Distinguo: they are parts, not of the 'totem animal,' but of the adopted animal of the individual, often called his manitu. If we say 'the totem animal,' we beg the question; we identify the totem with the manitu of the individual. It may be true, as Mr. Thomas says, that 'the basis of individual Totemism seems to be the same as that of fetishism,' but I am not discussing 'individual Totemism,' but real group Totemism. Mr. Thomas also is clear on this point, but, turning to Australia, he says that 'the individual totem seems to be confined to the medicine-man.' From information by Mrs. Langloh Parker, I doubt the truth of this idea. A confessedly vague reminiscence of Mr. Rusden does not help us. Speaking of an extinct tribe on the Hunter River, N.S.W., he says that he 'does not recollect all their class divisions, Yippai' (Ippai), 'and Kombo' (Kumbo). 'Apropos of the generic names' (whatever these may be) 'the Geawe-gal had a superstition that every one had within himself an affinity to the spirit of some beast, bird, or reptile. Not that he sprang from the creature in any way' (as is a common totemic myth), 'but that the spirit which was in him was akin to that of the creature.' This is vague. Mr. Rusden does not say that his native informant said, that the 'spirit' was the man's totem in each case.[28] But Mr. Thomas, on this evidence, writes: 'This belief suggests that the interpretation suggested for individual Totemism can also be applied to clan Totemism,' apparently because, among the extinct tribe, not only sorcerers, but, in this case, every one was the receptacle of an animal (not a plant) spirit. But obviously the animal spirits of the Geawe-gal may be the spirits—not of their group totems, if they had any—but of their individual manitus, which we do not know to be confined to sorcerers. Every one is a sorcerer, better or worse, in a society where every one works magic.

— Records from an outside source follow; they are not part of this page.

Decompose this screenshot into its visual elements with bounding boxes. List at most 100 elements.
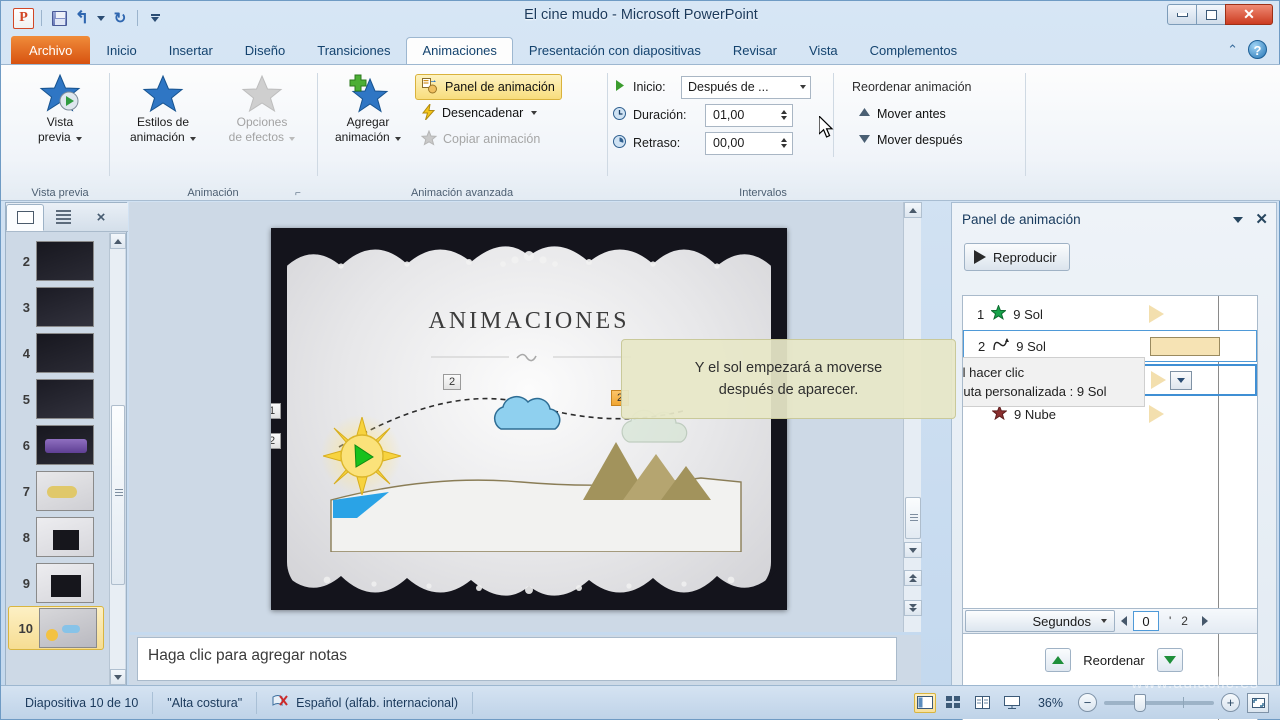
reading-view-icon[interactable] bbox=[972, 693, 994, 713]
animation-tag-cloud[interactable]: 2 bbox=[443, 374, 461, 390]
move-later-button[interactable]: Mover después bbox=[852, 127, 1023, 153]
pane-close-button[interactable]: ✕ bbox=[1255, 210, 1268, 228]
zoom-slider[interactable] bbox=[1104, 693, 1214, 712]
timing-bar-triangle-3[interactable] bbox=[1149, 405, 1164, 423]
list-item[interactable]: 6 bbox=[6, 422, 110, 468]
duration-label: Duración: bbox=[633, 108, 687, 122]
tab-presentacion[interactable]: Presentación con diapositivas bbox=[513, 37, 717, 65]
list-item-selected[interactable]: 10 bbox=[8, 606, 104, 650]
minimize-ribbon-icon[interactable]: ⌃ bbox=[1227, 42, 1238, 58]
list-item-active[interactable]: Al hacer clic Ruta personalizada : 9 Sol bbox=[962, 357, 1257, 407]
animation-tag-2[interactable]: 2 bbox=[271, 433, 281, 449]
animation-pane: Panel de animación ✕ Reproducir 1 9 Sol … bbox=[951, 202, 1277, 720]
normal-view-icon[interactable] bbox=[913, 692, 936, 713]
slide-sorter-icon[interactable] bbox=[943, 693, 965, 713]
timeline-scroll-left[interactable] bbox=[1121, 616, 1127, 626]
maximize-button[interactable] bbox=[1196, 4, 1226, 25]
timeline-start-value[interactable]: 0 bbox=[1133, 611, 1159, 631]
tab-vista[interactable]: Vista bbox=[793, 37, 854, 65]
slide-counter[interactable]: Diapositiva 10 de 10 bbox=[11, 691, 154, 714]
tab-revisar[interactable]: Revisar bbox=[717, 37, 793, 65]
close-button[interactable]: ✕ bbox=[1225, 4, 1273, 25]
previous-slide-button[interactable] bbox=[904, 570, 922, 586]
effect-options-button[interactable]: Opciones de efectos bbox=[213, 65, 311, 145]
tab-outline[interactable] bbox=[44, 204, 82, 231]
canvas-scroll-up[interactable] bbox=[904, 202, 922, 218]
reorder-down-button[interactable] bbox=[1156, 648, 1183, 672]
canvas-scroll-down[interactable] bbox=[904, 542, 922, 558]
list-item[interactable]: 9 bbox=[6, 560, 110, 606]
timeline-scroll-right[interactable] bbox=[1201, 616, 1208, 626]
slideshow-icon[interactable] bbox=[1001, 693, 1023, 713]
seconds-combo[interactable]: Segundos bbox=[965, 610, 1115, 632]
timing-bar-triangle[interactable] bbox=[1149, 305, 1164, 323]
preview-button[interactable]: Vista previa bbox=[15, 65, 105, 145]
zoom-in-button[interactable]: + bbox=[1221, 693, 1240, 712]
view-and-zoom-controls: 36% − + bbox=[913, 692, 1280, 713]
tab-archivo[interactable]: Archivo bbox=[11, 36, 91, 65]
animation-pane-button[interactable]: Panel de animación bbox=[415, 74, 562, 100]
thumbnail-list[interactable]: 2 3 4 5 6 7 8 9 10 bbox=[6, 232, 110, 687]
pane-tabs: × bbox=[6, 203, 128, 232]
list-item[interactable]: 7 bbox=[6, 468, 110, 514]
canvas-scroll-thumb[interactable] bbox=[905, 497, 921, 539]
list-item[interactable]: 8 bbox=[6, 514, 110, 560]
pane-close-icon[interactable]: × bbox=[82, 204, 120, 231]
scroll-up-button[interactable] bbox=[110, 233, 126, 249]
theme-name[interactable]: "Alta costura" bbox=[153, 691, 258, 714]
item-dropdown-button[interactable] bbox=[1170, 371, 1192, 390]
help-icon[interactable]: ? bbox=[1248, 40, 1267, 59]
thumb-image bbox=[36, 471, 94, 511]
list-item[interactable]: 1 9 Sol bbox=[963, 298, 1257, 330]
pane-options-icon[interactable] bbox=[1233, 212, 1244, 226]
reorder-up-button[interactable] bbox=[1045, 648, 1072, 672]
list-item[interactable]: 4 bbox=[6, 330, 110, 376]
tab-slides[interactable] bbox=[6, 203, 44, 231]
tab-transiciones[interactable]: Transiciones bbox=[301, 37, 406, 65]
tab-animaciones[interactable]: Animaciones bbox=[406, 37, 513, 66]
tooltip-line1: Al hacer clic bbox=[962, 365, 1025, 380]
scroll-down-button[interactable] bbox=[110, 669, 126, 685]
scrollbar-thumb[interactable] bbox=[111, 405, 125, 585]
notes-pane: Haga clic para agregar notas bbox=[129, 635, 921, 685]
move-earlier-button[interactable]: Mover antes bbox=[852, 101, 1023, 127]
timing-bar-triangle-2[interactable] bbox=[1151, 371, 1166, 389]
delay-spinner[interactable]: 00,00 bbox=[705, 131, 793, 155]
fit-slide-button[interactable] bbox=[1247, 692, 1269, 713]
duration-spinner[interactable]: 01,00 bbox=[705, 103, 793, 127]
ribbon: Vista previa Vista previa Estilos de ani… bbox=[1, 64, 1280, 201]
animation-dialog-launcher-icon[interactable]: ⌐ bbox=[295, 188, 307, 200]
timeline-tick: ' bbox=[1169, 614, 1172, 628]
list-item[interactable]: 2 bbox=[6, 238, 110, 284]
tab-complementos[interactable]: Complementos bbox=[854, 37, 973, 65]
list-item[interactable]: 3 bbox=[6, 284, 110, 330]
minimize-button[interactable] bbox=[1167, 4, 1197, 25]
entrance-star-icon bbox=[990, 304, 1008, 323]
start-combo[interactable]: Después de ... bbox=[681, 75, 811, 99]
tab-diseno[interactable]: Diseño bbox=[229, 37, 301, 65]
animation-painter-button[interactable]: Copiar animación bbox=[415, 126, 562, 152]
tab-inicio[interactable]: Inicio bbox=[90, 37, 152, 65]
zoom-level-label[interactable]: 36% bbox=[1038, 696, 1063, 710]
language-status[interactable]: Español (alfab. internacional) bbox=[257, 691, 474, 714]
timing-bar-block[interactable] bbox=[1150, 336, 1220, 356]
slide-canvas[interactable]: ANIMACIONES 1 2 2 2 bbox=[271, 228, 787, 610]
next-slide-button[interactable] bbox=[904, 600, 922, 616]
zoom-slider-handle[interactable] bbox=[1134, 693, 1146, 712]
notes-placeholder[interactable]: Haga clic para agregar notas bbox=[137, 637, 897, 681]
thumb-number: 7 bbox=[22, 483, 30, 499]
callout-line1: Y el sol empezará a moverse bbox=[694, 360, 883, 376]
zoom-out-button[interactable]: − bbox=[1078, 693, 1097, 712]
group-label-animacion: Animación bbox=[187, 187, 239, 199]
group-label-intervalos: Intervalos bbox=[739, 187, 787, 199]
play-button[interactable]: Reproducir bbox=[964, 243, 1070, 271]
thumb-image bbox=[39, 608, 97, 648]
animation-styles-button[interactable]: Estilos de animación bbox=[113, 65, 213, 145]
animation-painter-label: Copiar animación bbox=[443, 132, 541, 146]
trigger-button[interactable]: Desencadenar bbox=[415, 100, 562, 126]
list-item[interactable]: 5 bbox=[6, 376, 110, 422]
tab-insertar[interactable]: Insertar bbox=[153, 37, 229, 65]
animation-tag-1[interactable]: 1 bbox=[271, 403, 281, 419]
add-animation-button[interactable]: Agregar animación bbox=[321, 65, 415, 152]
thumbnail-scrollbar[interactable] bbox=[109, 233, 126, 685]
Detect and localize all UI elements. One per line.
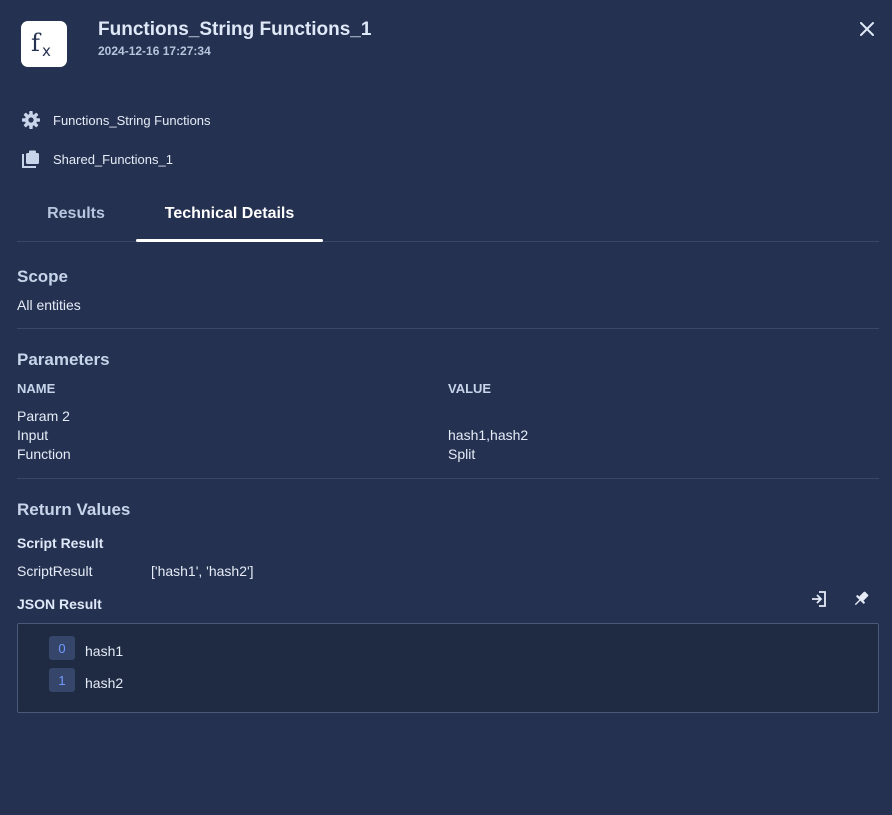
shared-instance-icon <box>21 149 41 169</box>
close-icon <box>860 22 874 36</box>
param-value: Split <box>448 446 476 462</box>
divider <box>17 478 879 479</box>
json-index-badge: 0 <box>49 636 75 660</box>
parameters-title: Parameters <box>17 350 110 369</box>
script-result-key: ScriptResult <box>17 563 93 579</box>
json-item-value: hash2 <box>85 675 124 691</box>
open-in-new-button[interactable] <box>809 589 829 609</box>
divider <box>17 328 879 329</box>
param-value: hash1,hash2 <box>448 427 529 443</box>
script-result-title: Script Result <box>17 535 104 551</box>
json-result-viewer[interactable]: 0 hash1 1 hash2 <box>17 623 879 713</box>
scope-value: All entities <box>17 297 81 313</box>
json-result-title: JSON Result <box>17 596 102 612</box>
pin-button[interactable] <box>851 589 871 609</box>
tab-results[interactable]: Results <box>17 195 135 241</box>
tab-bar: Results Technical Details <box>17 195 879 242</box>
instance-label: Shared_Functions_1 <box>53 151 173 167</box>
param-name-header: NAME <box>17 381 56 396</box>
svg-text:f: f <box>31 29 42 57</box>
open-external-icon <box>812 591 826 607</box>
tab-technical-details[interactable]: Technical Details <box>136 195 323 242</box>
param-name: Input <box>17 427 49 443</box>
json-item-value: hash1 <box>85 643 124 659</box>
integration-row: Functions_String Functions <box>21 110 211 130</box>
function-fx-icon: f x <box>21 21 67 67</box>
svg-text:x: x <box>42 42 51 60</box>
param-name: Param 2 <box>17 408 70 424</box>
integration-label: Functions_String Functions <box>53 112 211 128</box>
param-name: Function <box>17 446 71 462</box>
instance-row: Shared_Functions_1 <box>21 149 173 169</box>
timestamp: 2024-12-16 17:27:34 <box>98 44 211 58</box>
page-title: Functions_String Functions_1 <box>98 19 372 40</box>
close-button[interactable] <box>857 19 877 39</box>
gear-icon <box>21 110 41 130</box>
script-result-value: ['hash1', 'hash2'] <box>151 563 254 579</box>
json-index-badge: 1 <box>49 668 75 692</box>
return-values-title: Return Values <box>17 500 131 519</box>
scope-title: Scope <box>17 267 69 286</box>
param-value-header: VALUE <box>448 381 492 396</box>
pin-icon <box>854 591 869 606</box>
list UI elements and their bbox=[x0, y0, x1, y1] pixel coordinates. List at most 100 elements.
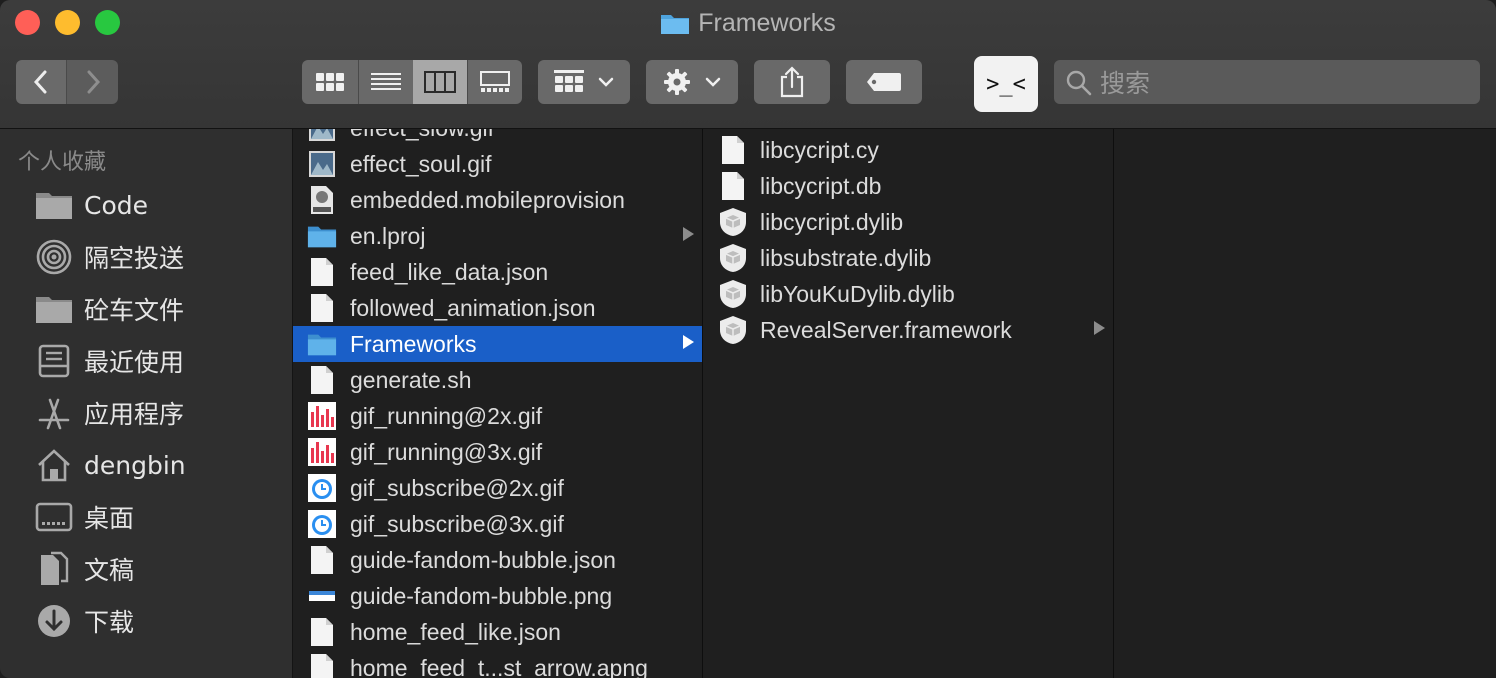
file-row[interactable]: gif_subscribe@2x.gif bbox=[293, 470, 702, 506]
terminal-label: >_< bbox=[986, 71, 1026, 97]
chevron-down-icon bbox=[705, 77, 721, 87]
file-name: gif_subscribe@2x.gif bbox=[350, 474, 564, 501]
sidebar-item-label: 下载 bbox=[84, 608, 135, 637]
downloads-icon bbox=[34, 603, 74, 639]
recents-icon bbox=[34, 343, 74, 379]
back-button[interactable] bbox=[16, 60, 66, 104]
file-row[interactable]: generate.sh bbox=[293, 362, 702, 398]
sidebar-item-label: Code bbox=[84, 190, 149, 220]
file-row[interactable]: libcycript.cy bbox=[703, 132, 1113, 168]
file-row[interactable]: followed_animation.json bbox=[293, 290, 702, 326]
file-row[interactable]: effect_slow.gif bbox=[293, 129, 702, 146]
sidebar-item-desktop[interactable]: 桌面 bbox=[0, 491, 292, 543]
tags-button[interactable] bbox=[846, 60, 922, 104]
terminal-button[interactable]: >_< bbox=[974, 56, 1038, 112]
search-icon bbox=[1066, 70, 1092, 96]
document-icon bbox=[307, 257, 337, 287]
file-name: guide-fandom-bubble.json bbox=[350, 546, 616, 573]
sidebar: 个人收藏 Code 隔空投送 砼车文件 最近使用 应用程序 dengbin 桌面 bbox=[0, 129, 293, 678]
file-name: RevealServer.framework bbox=[760, 316, 1012, 343]
file-name: generate.sh bbox=[350, 366, 472, 393]
file-name: libsubstrate.dylib bbox=[760, 244, 932, 271]
sidebar-item-applications[interactable]: 应用程序 bbox=[0, 387, 292, 439]
column-view-button[interactable] bbox=[413, 60, 467, 104]
document-icon bbox=[307, 617, 337, 647]
document-icon bbox=[718, 171, 748, 201]
sidebar-item-recents[interactable]: 最近使用 bbox=[0, 335, 292, 387]
gallery-view-button[interactable] bbox=[468, 60, 522, 104]
action-button[interactable] bbox=[646, 60, 738, 104]
sidebar-item-label: 隔空投送 bbox=[84, 244, 185, 273]
file-column-1[interactable]: effect_slow.gif effect_soul.gif embedded.m… bbox=[293, 129, 703, 678]
list-view-button[interactable] bbox=[359, 60, 413, 104]
sidebar-item-downloads[interactable]: 下载 bbox=[0, 595, 292, 647]
file-row[interactable]: libsubstrate.dylib bbox=[703, 240, 1113, 276]
sidebar-item-code[interactable]: Code bbox=[0, 179, 292, 231]
nav-buttons bbox=[16, 60, 118, 104]
file-name: gif_running@3x.gif bbox=[350, 438, 543, 465]
image-thumb-icon bbox=[307, 129, 337, 143]
file-row[interactable]: guide-fandom-bubble.json bbox=[293, 542, 702, 578]
file-row[interactable]: libcycript.db bbox=[703, 168, 1113, 204]
group-by-button[interactable] bbox=[538, 60, 630, 104]
window-title-text: Frameworks bbox=[698, 9, 836, 37]
sidebar-item-label: 文稿 bbox=[84, 556, 135, 585]
icon-view-button[interactable] bbox=[302, 60, 358, 104]
view-mode-control bbox=[302, 60, 522, 104]
documents-icon bbox=[34, 551, 74, 587]
file-row[interactable]: gif_subscribe@3x.gif bbox=[293, 506, 702, 542]
file-row[interactable]: embedded.mobileprovision bbox=[293, 182, 702, 218]
alarm-gif-icon bbox=[307, 509, 337, 539]
file-name: en.lproj bbox=[350, 222, 426, 249]
file-row[interactable]: guide-fandom-bubble.png bbox=[293, 578, 702, 614]
sidebar-item-documents[interactable]: 文稿 bbox=[0, 543, 292, 595]
window-title: Frameworks bbox=[0, 6, 1496, 44]
file-name: effect_slow.gif bbox=[350, 129, 494, 142]
share-icon bbox=[780, 66, 804, 98]
home-icon bbox=[34, 447, 74, 483]
file-row[interactable]: effect_soul.gif bbox=[293, 146, 702, 182]
disclosure-arrow-icon[interactable] bbox=[683, 335, 694, 349]
forward-button[interactable] bbox=[67, 60, 118, 104]
folder-icon bbox=[34, 291, 74, 327]
sidebar-item-airdrop[interactable]: 隔空投送 bbox=[0, 231, 292, 283]
file-column-3[interactable] bbox=[1114, 129, 1496, 678]
dylib-icon bbox=[718, 243, 748, 273]
folder-row[interactable]: Frameworks bbox=[293, 326, 702, 362]
sidebar-item-label: 桌面 bbox=[84, 504, 135, 533]
file-row[interactable]: home_feed_t...st_arrow.apng bbox=[293, 650, 702, 678]
file-row[interactable]: home_feed_like.json bbox=[293, 614, 702, 650]
folder-row[interactable]: RevealServer.framework bbox=[703, 312, 1113, 348]
disclosure-arrow-icon[interactable] bbox=[1094, 321, 1105, 335]
finder-window: Frameworks >_< 搜索 个人收藏 Code 隔空投送 砼车文件 最近… bbox=[0, 0, 1496, 678]
document-icon bbox=[718, 135, 748, 165]
search-input[interactable] bbox=[1098, 60, 1472, 106]
chevron-down-icon bbox=[598, 77, 614, 87]
file-column-2[interactable]: libcycript.cy libcycript.db libcycript.dyl… bbox=[703, 129, 1114, 678]
file-row[interactable]: gif_running@3x.gif bbox=[293, 434, 702, 470]
gear-icon bbox=[664, 69, 690, 95]
file-name: Frameworks bbox=[350, 330, 477, 357]
file-row[interactable]: libYouKuDylib.dylib bbox=[703, 276, 1113, 312]
file-name: gif_running@2x.gif bbox=[350, 402, 543, 429]
sidebar-item-home[interactable]: dengbin bbox=[0, 439, 292, 491]
disclosure-arrow-icon[interactable] bbox=[683, 227, 694, 241]
dylib-icon bbox=[718, 207, 748, 237]
share-button[interactable] bbox=[754, 60, 830, 104]
folder-row[interactable]: en.lproj bbox=[293, 218, 702, 254]
tag-icon bbox=[867, 73, 901, 91]
file-name: libcycript.db bbox=[760, 172, 882, 199]
file-name: libYouKuDylib.dylib bbox=[760, 280, 955, 307]
file-name: libcycript.dylib bbox=[760, 208, 904, 235]
file-row[interactable]: gif_running@2x.gif bbox=[293, 398, 702, 434]
grid-view-icon bbox=[316, 73, 344, 91]
sidebar-item-label: 砼车文件 bbox=[84, 296, 185, 325]
file-row[interactable]: libcycript.dylib bbox=[703, 204, 1113, 240]
sidebar-item-folder[interactable]: 砼车文件 bbox=[0, 283, 292, 335]
document-icon bbox=[307, 545, 337, 575]
file-name: embedded.mobileprovision bbox=[350, 186, 625, 213]
file-name: gif_subscribe@3x.gif bbox=[350, 510, 564, 537]
file-row[interactable]: feed_like_data.json bbox=[293, 254, 702, 290]
search-field[interactable] bbox=[1054, 60, 1480, 106]
sidebar-item-label: 应用程序 bbox=[84, 400, 185, 429]
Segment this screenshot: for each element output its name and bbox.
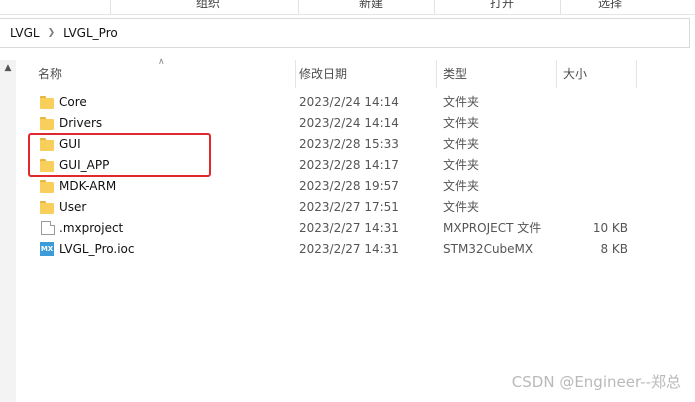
file-date: 2023/2/24 14:14 [299,116,399,130]
file-type: MXPROJECT 文件 [443,221,542,235]
ribbon-group-new[interactable]: 新建 [341,0,401,13]
file-name: MDK-ARM [59,179,117,193]
stm32cubemx-icon: MX [40,242,54,256]
sort-ascending-icon: ∧ [158,57,165,67]
file-date: 2023/2/27 17:51 [299,200,399,214]
file-date: 2023/2/24 14:14 [299,95,399,109]
file-type: 文件夹 [443,179,480,193]
file-date: 2023/2/28 19:57 [299,179,399,193]
file-date: 2023/2/28 14:17 [299,158,399,172]
column-type[interactable]: 类型 [437,60,557,88]
breadcrumb-lvgl[interactable]: LVGL [0,26,46,40]
watermark: CSDN @Engineer--郑总 [511,373,681,391]
file-name: User [59,200,87,214]
file-date: 2023/2/27 14:31 [299,242,399,256]
file-type: STM32CubeMX [443,242,534,256]
column-size[interactable]: 大小 [557,60,637,88]
breadcrumb-lvgl-pro[interactable]: LVGL_Pro [57,26,124,40]
address-bar[interactable]: LVGL ❯ LVGL_Pro [0,18,690,48]
file-date: 2023/2/28 15:33 [299,137,399,151]
ribbon-separator [298,0,299,14]
chevron-right-icon[interactable]: ❯ [46,28,58,38]
folder-icon [40,179,54,193]
ribbon-separator [110,0,111,14]
ribbon-separator [560,0,561,14]
file-row[interactable]: MX LVGL_Pro.ioc 2023/2/27 14:31 STM32Cub… [0,239,695,260]
file-icon [41,221,55,235]
file-row[interactable]: Drivers 2023/2/24 14:14 文件夹 [0,113,695,134]
ribbon-group-open[interactable]: 打开 [472,0,532,13]
file-row[interactable]: MDK-ARM 2023/2/28 19:57 文件夹 [0,176,695,197]
file-size: 10 KB [592,221,628,235]
folder-icon [40,116,54,130]
file-date: 2023/2/27 14:31 [299,221,399,235]
file-row[interactable]: User 2023/2/27 17:51 文件夹 [0,197,695,218]
file-name: Drivers [59,116,103,130]
column-header: 名称 ∧ 修改日期 类型 大小 [17,57,695,88]
ribbon-separator [434,0,435,14]
file-type: 文件夹 [443,200,480,214]
folder-icon [40,200,54,214]
column-date[interactable]: 修改日期 [293,60,437,88]
file-type: 文件夹 [443,137,480,151]
scroll-up-icon[interactable]: ▲ [3,63,13,73]
file-type: 文件夹 [443,158,480,172]
file-name: .mxproject [59,221,124,235]
file-name: LVGL_Pro.ioc [59,242,135,256]
ribbon-toolbar: 组织 新建 打开 选择 [0,0,695,15]
file-name: Core [59,95,87,109]
file-size: 8 KB [600,242,628,256]
file-row[interactable]: .mxproject 2023/2/27 14:31 MXPROJECT 文件 … [0,218,695,239]
folder-icon [40,95,54,109]
file-type: 文件夹 [443,116,480,130]
ribbon-group-select[interactable]: 选择 [580,0,640,13]
ribbon-group-organize[interactable]: 组织 [178,0,238,13]
file-type: 文件夹 [443,95,480,109]
highlight-box [28,133,211,177]
file-row[interactable]: Core 2023/2/24 14:14 文件夹 [0,92,695,113]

Next, the wer-wolf has a way of returning 'to look at' (to eat, I think) the body of his victim. Now in North Queensland, as in Scotland, the body of a dead man is surrounded with dust or ashes (flour in Scotland), and the dust is inspected, to find the tracks of some bird or animal.[29] From such marks, if any, 'the totem of the malefactor is inferred.' The malefactor is the person who, by the usual superstition, is thought magically to have caused the death of the tribesman. 'These facts seem best interpreted if we suppose that in North Queensland the sorcerer is believed to return in animal form, and that the form is that of his totem, for in no other way does it seem possible to identify the man's totem by observing the footsteps.'

Is the man's group totem meant? If so, the process could not identify 'the malefactor,' there are hundreds of men of his totem. Is his manitu or 'individual totem' meant? Then the process might be successful, but has no concern with the origin of hereditary kin-Totemism. Indeed Mr. Thomas 'leaves the applicability of the theory to group Totemism for subsequent consideration.' We shall show—indeed, in Mr. Herbert Spencer's case we have shown—the difficulty of deriving kin-Totemism from the manitu, or 'obsessing spirit' if Mr. Thomas pleases, of the individual. This point, as is said, Mr. Thomas reserves for later consideration.